Sosok KH Imam Jazuli, Kiai Pencetus Gerakan Ngaku NU Wajib Ber-PKB
Seorang alim ulama yakni KH Imam Jazuli, belakangan ini mengungkapkan fakta baru terkait NU dan PKB dengan mencetuskan gerakan Ngaku NU Wajib ber-PKB
Penulis: Facundo Chrysnha Pradipha
Editor: Sri Juliati
TRIBUNNEWS.COM - Hubungan Pengurus Besar Nahdlatul Ulama (PBNU) dengan Partai Kebangkitan Bangsa (PKB) tengah menjadi sorotan.
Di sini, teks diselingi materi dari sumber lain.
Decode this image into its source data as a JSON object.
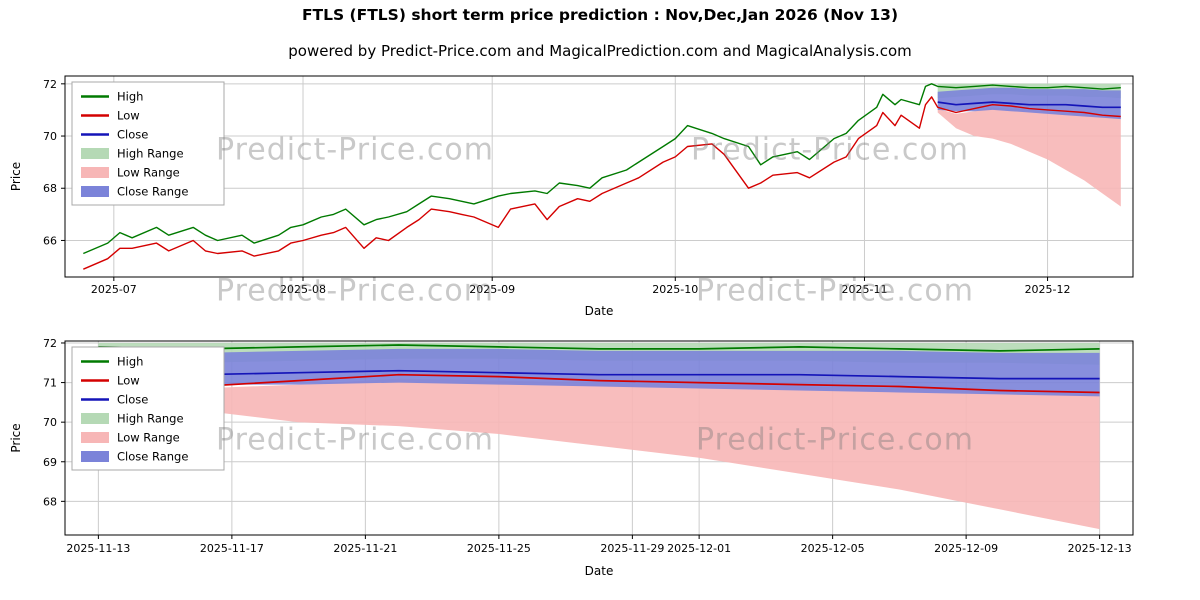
{
  "page": {
    "title": "FTLS (FTLS) short term price prediction : Nov,Dec,Jan 2026 (Nov 13)",
    "subtitle": "powered by Predict-Price.com and MagicalPrediction.com and MagicalAnalysis.com"
  },
  "watermark": {
    "text": "Predict-Price.com"
  },
  "chart_data": [
    {
      "name": "overview",
      "type": "line",
      "title": "",
      "xlabel": "Date",
      "ylabel": "Price",
      "grid": true,
      "legend_position": "upper left",
      "ylim": [
        64.6,
        72.3
      ],
      "yticks": [
        66,
        68,
        70,
        72
      ],
      "xlim": [
        "2025-06-23",
        "2025-12-15"
      ],
      "xticks": [
        {
          "label": "2025-07",
          "date": "2025-07-01"
        },
        {
          "label": "2025-08",
          "date": "2025-08-01"
        },
        {
          "label": "2025-09",
          "date": "2025-09-01"
        },
        {
          "label": "2025-10",
          "date": "2025-10-01"
        },
        {
          "label": "2025-11",
          "date": "2025-11-01"
        },
        {
          "label": "2025-12",
          "date": "2025-12-01"
        }
      ],
      "legend": [
        {
          "label": "High",
          "kind": "line",
          "color": "#007a00"
        },
        {
          "label": "Low",
          "kind": "line",
          "color": "#d40000"
        },
        {
          "label": "Close",
          "kind": "line",
          "color": "#1414b8"
        },
        {
          "label": "High Range",
          "kind": "patch",
          "color": "#b5d9b5"
        },
        {
          "label": "Low Range",
          "kind": "patch",
          "color": "#f7b6b6"
        },
        {
          "label": "Close Range",
          "kind": "patch",
          "color": "#7b83d9"
        }
      ],
      "history": {
        "dates": [
          "2025-06-26",
          "2025-06-30",
          "2025-07-02",
          "2025-07-04",
          "2025-07-08",
          "2025-07-10",
          "2025-07-14",
          "2025-07-16",
          "2025-07-18",
          "2025-07-22",
          "2025-07-24",
          "2025-07-28",
          "2025-07-30",
          "2025-08-01",
          "2025-08-04",
          "2025-08-06",
          "2025-08-08",
          "2025-08-11",
          "2025-08-13",
          "2025-08-15",
          "2025-08-18",
          "2025-08-20",
          "2025-08-22",
          "2025-08-25",
          "2025-08-27",
          "2025-08-29",
          "2025-09-02",
          "2025-09-04",
          "2025-09-08",
          "2025-09-10",
          "2025-09-12",
          "2025-09-15",
          "2025-09-17",
          "2025-09-19",
          "2025-09-23",
          "2025-09-25",
          "2025-09-29",
          "2025-10-01",
          "2025-10-03",
          "2025-10-07",
          "2025-10-09",
          "2025-10-13",
          "2025-10-15",
          "2025-10-17",
          "2025-10-21",
          "2025-10-23",
          "2025-10-27",
          "2025-10-29",
          "2025-10-31",
          "2025-11-03",
          "2025-11-04",
          "2025-11-06",
          "2025-11-07",
          "2025-11-10",
          "2025-11-11",
          "2025-11-12"
        ],
        "high": [
          65.5,
          65.9,
          66.3,
          66.1,
          66.5,
          66.2,
          66.5,
          66.2,
          66.0,
          66.2,
          65.9,
          66.2,
          66.5,
          66.6,
          66.9,
          67.0,
          67.2,
          66.6,
          66.8,
          66.9,
          67.1,
          67.4,
          67.7,
          67.6,
          67.5,
          67.4,
          67.7,
          67.8,
          67.9,
          67.8,
          68.2,
          68.1,
          68.0,
          68.4,
          68.7,
          69.0,
          69.6,
          69.9,
          70.4,
          70.1,
          69.9,
          69.6,
          68.9,
          69.2,
          69.4,
          69.1,
          69.9,
          70.1,
          70.6,
          71.1,
          71.6,
          71.2,
          71.4,
          71.2,
          71.9,
          72.0
        ],
        "low": [
          64.9,
          65.3,
          65.7,
          65.7,
          65.9,
          65.6,
          66.0,
          65.6,
          65.5,
          65.6,
          65.4,
          65.6,
          65.9,
          66.0,
          66.2,
          66.3,
          66.5,
          65.7,
          66.1,
          66.0,
          66.5,
          66.8,
          67.2,
          67.1,
          67.0,
          66.9,
          66.5,
          67.2,
          67.4,
          66.8,
          67.3,
          67.6,
          67.5,
          67.8,
          68.2,
          68.4,
          69.0,
          69.2,
          69.6,
          69.7,
          69.3,
          68.0,
          68.2,
          68.5,
          68.6,
          68.4,
          69.0,
          69.2,
          69.9,
          70.4,
          70.9,
          70.4,
          70.8,
          70.3,
          71.2,
          71.5
        ]
      },
      "prediction": {
        "dates": [
          "2025-11-13",
          "2025-11-16",
          "2025-11-19",
          "2025-11-22",
          "2025-11-25",
          "2025-11-28",
          "2025-12-01",
          "2025-12-04",
          "2025-12-07",
          "2025-12-10",
          "2025-12-13"
        ],
        "high": [
          71.9,
          71.85,
          71.9,
          71.95,
          71.9,
          71.85,
          71.85,
          71.9,
          71.85,
          71.8,
          71.85
        ],
        "high_upper": [
          72.0,
          72.0,
          72.0,
          72.0,
          72.0,
          72.0,
          72.0,
          72.0,
          72.0,
          72.0,
          72.0
        ],
        "high_lower": [
          71.45,
          71.5,
          71.55,
          71.6,
          71.6,
          71.55,
          71.55,
          71.55,
          71.5,
          71.5,
          71.45
        ],
        "close": [
          71.3,
          71.2,
          71.25,
          71.3,
          71.25,
          71.2,
          71.2,
          71.2,
          71.15,
          71.1,
          71.1
        ],
        "close_upper": [
          71.7,
          71.75,
          71.8,
          71.85,
          71.85,
          71.8,
          71.8,
          71.8,
          71.8,
          71.75,
          71.75
        ],
        "close_lower": [
          71.0,
          70.95,
          70.95,
          71.0,
          70.95,
          70.9,
          70.85,
          70.8,
          70.75,
          70.7,
          70.65
        ],
        "low": [
          71.1,
          70.9,
          71.05,
          71.2,
          71.15,
          71.05,
          71.0,
          70.95,
          70.9,
          70.8,
          70.75
        ],
        "low_upper": [
          71.05,
          70.85,
          70.95,
          71.1,
          71.05,
          71.0,
          70.95,
          70.9,
          70.85,
          70.8,
          70.7
        ],
        "low_lower": [
          70.9,
          70.3,
          70.0,
          69.9,
          69.7,
          69.4,
          69.1,
          68.7,
          68.3,
          67.8,
          67.3
        ]
      }
    },
    {
      "name": "prediction-detail",
      "type": "line",
      "title": "",
      "xlabel": "Date",
      "ylabel": "Price",
      "grid": true,
      "legend_position": "upper left",
      "ylim": [
        67.15,
        72.05
      ],
      "yticks": [
        68,
        69,
        70,
        71,
        72
      ],
      "xlim": [
        "2025-11-12",
        "2025-12-14"
      ],
      "xticks": [
        {
          "label": "2025-11-13",
          "date": "2025-11-13"
        },
        {
          "label": "2025-11-17",
          "date": "2025-11-17"
        },
        {
          "label": "2025-11-21",
          "date": "2025-11-21"
        },
        {
          "label": "2025-11-25",
          "date": "2025-11-25"
        },
        {
          "label": "2025-11-29",
          "date": "2025-11-29"
        },
        {
          "label": "2025-12-01",
          "date": "2025-12-01"
        },
        {
          "label": "2025-12-05",
          "date": "2025-12-05"
        },
        {
          "label": "2025-12-09",
          "date": "2025-12-09"
        },
        {
          "label": "2025-12-13",
          "date": "2025-12-13"
        }
      ],
      "legend": [
        {
          "label": "High",
          "kind": "line",
          "color": "#007a00"
        },
        {
          "label": "Low",
          "kind": "line",
          "color": "#d40000"
        },
        {
          "label": "Close",
          "kind": "line",
          "color": "#1414b8"
        },
        {
          "label": "High Range",
          "kind": "patch",
          "color": "#b5d9b5"
        },
        {
          "label": "Low Range",
          "kind": "patch",
          "color": "#f7b6b6"
        },
        {
          "label": "Close Range",
          "kind": "patch",
          "color": "#7b83d9"
        }
      ],
      "prediction": {
        "dates": [
          "2025-11-13",
          "2025-11-16",
          "2025-11-19",
          "2025-11-22",
          "2025-11-25",
          "2025-11-28",
          "2025-12-01",
          "2025-12-04",
          "2025-12-07",
          "2025-12-10",
          "2025-12-13"
        ],
        "high": [
          71.9,
          71.85,
          71.9,
          71.95,
          71.9,
          71.85,
          71.85,
          71.9,
          71.85,
          71.8,
          71.85
        ],
        "high_upper": [
          72.0,
          72.0,
          72.0,
          72.0,
          72.0,
          72.0,
          72.0,
          72.0,
          72.0,
          72.0,
          72.0
        ],
        "high_lower": [
          71.45,
          71.5,
          71.55,
          71.6,
          71.6,
          71.55,
          71.55,
          71.55,
          71.5,
          71.5,
          71.45
        ],
        "close": [
          71.3,
          71.2,
          71.25,
          71.3,
          71.25,
          71.2,
          71.2,
          71.2,
          71.15,
          71.1,
          71.1
        ],
        "close_upper": [
          71.7,
          71.75,
          71.8,
          71.85,
          71.85,
          71.8,
          71.8,
          71.8,
          71.8,
          71.75,
          71.75
        ],
        "close_lower": [
          71.0,
          70.95,
          70.95,
          71.0,
          70.95,
          70.9,
          70.85,
          70.8,
          70.75,
          70.7,
          70.65
        ],
        "low": [
          71.1,
          70.9,
          71.05,
          71.2,
          71.15,
          71.05,
          71.0,
          70.95,
          70.9,
          70.8,
          70.75
        ],
        "low_upper": [
          71.05,
          70.85,
          70.95,
          71.1,
          71.05,
          71.0,
          70.95,
          70.9,
          70.85,
          70.8,
          70.7
        ],
        "low_lower": [
          70.9,
          70.3,
          70.0,
          69.9,
          69.7,
          69.4,
          69.1,
          68.7,
          68.3,
          67.8,
          67.3
        ]
      }
    }
  ]
}
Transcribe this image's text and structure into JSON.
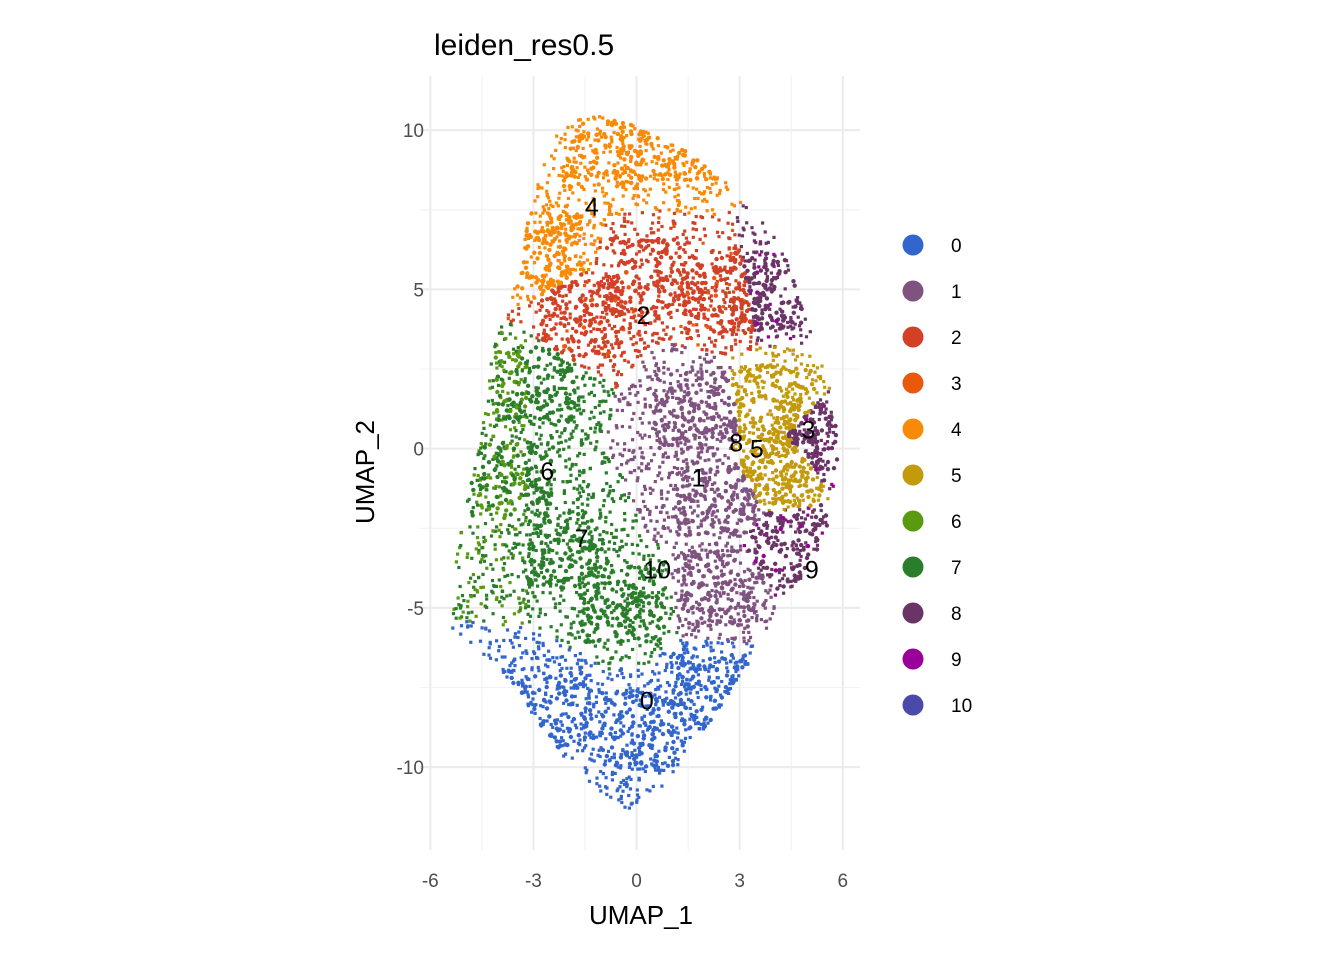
{
  "chart_data": {
    "type": "scatter",
    "title": "leiden_res0.5",
    "xlabel": "UMAP_1",
    "ylabel": "UMAP_2",
    "xlim": [
      -6.3,
      6.5
    ],
    "ylim": [
      -12.6,
      11.7
    ],
    "x_ticks": [
      -6,
      -3,
      0,
      3,
      6
    ],
    "x_tick_labels": [
      "-6",
      "-3",
      "0",
      "3",
      "6"
    ],
    "y_ticks": [
      -10,
      -5,
      0,
      5,
      10
    ],
    "y_tick_labels": [
      "-10",
      "-5",
      "0",
      "5",
      "10"
    ],
    "grid": true,
    "legend_position": "right",
    "series": [
      {
        "name": "0",
        "color": "#3366cc",
        "centroid": [
          0.3,
          -7.9
        ]
      },
      {
        "name": "1",
        "color": "#7f5280",
        "centroid": [
          1.8,
          -0.9
        ]
      },
      {
        "name": "2",
        "color": "#d24126",
        "centroid": [
          0.2,
          4.2
        ]
      },
      {
        "name": "3",
        "color": "#e8590c",
        "centroid": [
          5.0,
          0.6
        ]
      },
      {
        "name": "4",
        "color": "#f98a07",
        "centroid": [
          -1.3,
          7.6
        ]
      },
      {
        "name": "5",
        "color": "#c49a0d",
        "centroid": [
          3.5,
          0.0
        ]
      },
      {
        "name": "6",
        "color": "#5a9a10",
        "centroid": [
          -2.6,
          -0.7
        ]
      },
      {
        "name": "7",
        "color": "#2a7d2a",
        "centroid": [
          -1.6,
          -2.8
        ]
      },
      {
        "name": "8",
        "color": "#6a3566",
        "centroid": [
          2.9,
          0.2
        ]
      },
      {
        "name": "9",
        "color": "#990099",
        "centroid": [
          5.1,
          -3.8
        ]
      },
      {
        "name": "10",
        "color": "#4a4aaa",
        "centroid": [
          0.6,
          -3.8
        ]
      }
    ]
  }
}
DI sisi lain, seorang alim ulama yakni KH Imam Jazuli, belakangan ini mengungkapkan fakta baru terkait NU dan PKB.
Bahkan ia akan menjadi pencetus gerakan "Ngaku NU Wajib ber-PKB".
Lantas siapa profil KH Imam Jazuli?
Baca juga: Diminta Jokowi Pulang, PBNU Sudah Komunikasi dengan Ainun Najib
Imam Jazuli adalah pria kelahiran Cirebon, 17 November 1976.
Mengutip dari laman resmi Pesantren BIMA, Imam Jazuli merupakan generasi ketiga pengasuh pesantren yang dulu bernama Pondok Pesantren Al Ikhlas Tegal Koneng.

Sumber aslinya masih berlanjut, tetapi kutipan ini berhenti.